Last Updated on Monday, 2 August 2021, 13:21 by Denis Chabrol
President Irfaan Ali on Monday announced that public servants would before year-end get retroactive salary increases, even as threw a cloud of uncertainty over the possibility of negotiations with the Guyana Public Service Union (GPSU).
“Let me assure you that the public servants will receive salary increases before the end of the year and it will be retroactive,” he said.
Dr. Ali shrugged off questions about when his government will give into several requests by the Guyana Public Service Union for wage and salary negotiations.
The President said he preferred to engage directly with public servants and teachers, even as he cautioned them against being played politically. “I will engage with you so that you understand where our country is heading, you’ll understand the opportunities of the future and of course, you will be integrated in this new Guyana filled with opportunities and improvement in your family and personal welfare,” he said.

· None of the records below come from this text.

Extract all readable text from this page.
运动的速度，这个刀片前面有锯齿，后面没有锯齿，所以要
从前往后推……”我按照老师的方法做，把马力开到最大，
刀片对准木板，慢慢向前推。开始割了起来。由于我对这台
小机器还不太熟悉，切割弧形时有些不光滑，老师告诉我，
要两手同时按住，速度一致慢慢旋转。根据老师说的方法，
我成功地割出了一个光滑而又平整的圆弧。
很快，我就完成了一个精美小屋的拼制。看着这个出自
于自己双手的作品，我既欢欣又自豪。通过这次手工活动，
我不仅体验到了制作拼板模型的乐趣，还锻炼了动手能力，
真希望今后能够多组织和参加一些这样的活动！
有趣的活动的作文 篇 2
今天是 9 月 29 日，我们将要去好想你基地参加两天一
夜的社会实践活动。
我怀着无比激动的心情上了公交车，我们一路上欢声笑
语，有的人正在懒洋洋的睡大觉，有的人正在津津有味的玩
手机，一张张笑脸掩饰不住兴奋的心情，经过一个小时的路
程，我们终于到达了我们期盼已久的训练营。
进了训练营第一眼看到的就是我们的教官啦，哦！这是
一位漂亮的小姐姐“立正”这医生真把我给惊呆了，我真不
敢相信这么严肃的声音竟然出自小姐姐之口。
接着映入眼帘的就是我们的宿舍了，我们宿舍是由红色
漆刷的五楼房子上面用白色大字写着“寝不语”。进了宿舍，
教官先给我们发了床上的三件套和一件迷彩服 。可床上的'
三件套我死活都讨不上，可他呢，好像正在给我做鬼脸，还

Dr. Ali urged government workers not to see salary increases in isolation of other benefits that government has begun providing. “My vision and the vision of the government is not only about salaries,” he said. adding that Guyanese have been receiving cash-grants, tax-waivers and home-ownership. “We want to empower public servants so that their children, too, can benefit from the scholarship programme…It is holistic improvement to lives and livelihoods. It is not a narrow window of only salaries,” he said.
He stopped short of criticising the General Secretary of the Guyana Teachers Union, Coretta Mc Donald who is a parliamentarian for the opposition A Partnership for National Unity+Alliance For Change (APNU+AFC). “We have to be careful and my appeal to public servants and teachers is a simple appeal – trust the government, By the end of these five years you will all be better off,” he said.
The Guyana Public Service Union has accused government of violating an agreement it has with government as well as applicable International Labour Organisation (ILO) conventions.